Transforming Opportunistic Routing: A Deep Reinforcement Learning Framework for Reliable and Energy-Efficient Communication in Mobile Cognitive Radio Sensor Networks

Mobile Reliable Opportunistic Routing (MROR) protocol improves the reliability in data forwarding in Cognitive Radio Sensor Networks (CRSNs) by mobility-conscious virtual contention groups and handover zoning. Regardless of its advantages, the problem-solving essence of heuristic decision-making in MROR is poor both in highly dynamic spectrum access and random node mobility. To address this shortcoming, we present DRR-MROR, which is a refined framework that incorporates Deep Reinforcement Learning (DRL) to provide smart routing, adaptive functionality. The users in DRAOMR are autonomous agents that are referred to as secondary users (SUs), and they constantly observe their own local state - including primary user activity, link quality, residual energy and neighbor mobility patterns. These agents acquire an ideal routing policy through a Deep Q-Network (DQN), optimised to expand the long-term network utility in throughput, delay, and energy efficiency. We define the routing problem as a Markov Decision Process (MDP) and use experience replay whereby prioritized sampling is used to guarantee convergence of learning. Extensive simulations show that DRL-MROR has better performance in comparison to the original MROR protocol and modern AI-based solutions (AIRoute) under various conditions.

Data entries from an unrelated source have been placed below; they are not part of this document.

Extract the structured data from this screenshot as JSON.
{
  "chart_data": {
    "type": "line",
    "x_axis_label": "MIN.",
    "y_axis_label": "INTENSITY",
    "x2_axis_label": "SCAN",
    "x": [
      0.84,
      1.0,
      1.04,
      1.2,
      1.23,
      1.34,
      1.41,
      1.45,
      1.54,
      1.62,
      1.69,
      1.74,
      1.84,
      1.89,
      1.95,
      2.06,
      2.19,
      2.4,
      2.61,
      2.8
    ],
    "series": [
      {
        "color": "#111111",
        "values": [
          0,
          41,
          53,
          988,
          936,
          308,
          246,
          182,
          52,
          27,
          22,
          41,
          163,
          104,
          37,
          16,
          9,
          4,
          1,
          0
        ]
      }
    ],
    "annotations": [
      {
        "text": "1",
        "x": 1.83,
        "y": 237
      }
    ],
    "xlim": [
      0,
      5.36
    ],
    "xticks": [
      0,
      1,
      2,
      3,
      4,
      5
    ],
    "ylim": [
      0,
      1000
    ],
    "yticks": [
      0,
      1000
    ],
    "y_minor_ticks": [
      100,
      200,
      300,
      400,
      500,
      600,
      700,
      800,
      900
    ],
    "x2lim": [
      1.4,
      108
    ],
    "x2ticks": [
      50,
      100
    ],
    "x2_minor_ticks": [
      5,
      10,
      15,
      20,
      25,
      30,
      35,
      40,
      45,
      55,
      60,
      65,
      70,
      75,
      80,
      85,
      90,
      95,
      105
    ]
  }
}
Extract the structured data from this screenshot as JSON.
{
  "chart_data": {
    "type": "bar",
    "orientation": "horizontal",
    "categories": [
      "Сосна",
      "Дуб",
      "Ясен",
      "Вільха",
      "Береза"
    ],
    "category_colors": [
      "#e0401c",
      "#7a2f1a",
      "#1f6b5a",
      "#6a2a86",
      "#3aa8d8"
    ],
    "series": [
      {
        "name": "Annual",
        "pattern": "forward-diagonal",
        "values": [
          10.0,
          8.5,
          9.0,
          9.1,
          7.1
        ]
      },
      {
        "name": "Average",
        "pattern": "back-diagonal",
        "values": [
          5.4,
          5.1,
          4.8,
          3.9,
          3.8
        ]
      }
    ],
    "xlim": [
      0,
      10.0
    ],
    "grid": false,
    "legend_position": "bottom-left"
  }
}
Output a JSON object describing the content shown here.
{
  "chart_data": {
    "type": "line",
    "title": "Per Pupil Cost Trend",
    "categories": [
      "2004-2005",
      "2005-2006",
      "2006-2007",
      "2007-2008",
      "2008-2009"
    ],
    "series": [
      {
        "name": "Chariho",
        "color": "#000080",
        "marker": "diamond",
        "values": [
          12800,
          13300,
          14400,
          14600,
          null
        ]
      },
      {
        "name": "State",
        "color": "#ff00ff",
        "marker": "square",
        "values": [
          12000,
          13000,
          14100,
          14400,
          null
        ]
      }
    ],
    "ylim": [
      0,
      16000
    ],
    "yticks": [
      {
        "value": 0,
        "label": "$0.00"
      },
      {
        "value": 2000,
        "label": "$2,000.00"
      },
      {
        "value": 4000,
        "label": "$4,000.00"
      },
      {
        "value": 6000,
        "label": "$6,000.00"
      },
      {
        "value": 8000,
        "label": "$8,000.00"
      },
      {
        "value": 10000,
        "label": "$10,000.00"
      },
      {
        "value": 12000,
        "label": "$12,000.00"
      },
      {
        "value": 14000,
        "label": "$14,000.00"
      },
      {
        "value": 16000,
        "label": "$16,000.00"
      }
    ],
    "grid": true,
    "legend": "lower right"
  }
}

Our results show vast improvements: up to 38% increased throughput, 42% increased goodput, 29% decreased in energy consumed per packet, and about 18% improvement in network lifetime, all and at the same time ensuring high route stability and fairness. Also, the DRL-MROR minimizes control reduces both overhead by 30% and average end-to-end delay by 32% , maintaining high performance even when under stress at elevated PU rates and velocity of nodes. The transformation of the non-adaptive opportunistic routing to a cognitive and self-adaptative one can be successfully achieved by learning makes it compatible with the requirements of the next-generation IoT and smart infrastructure by making it more paradigm-driven.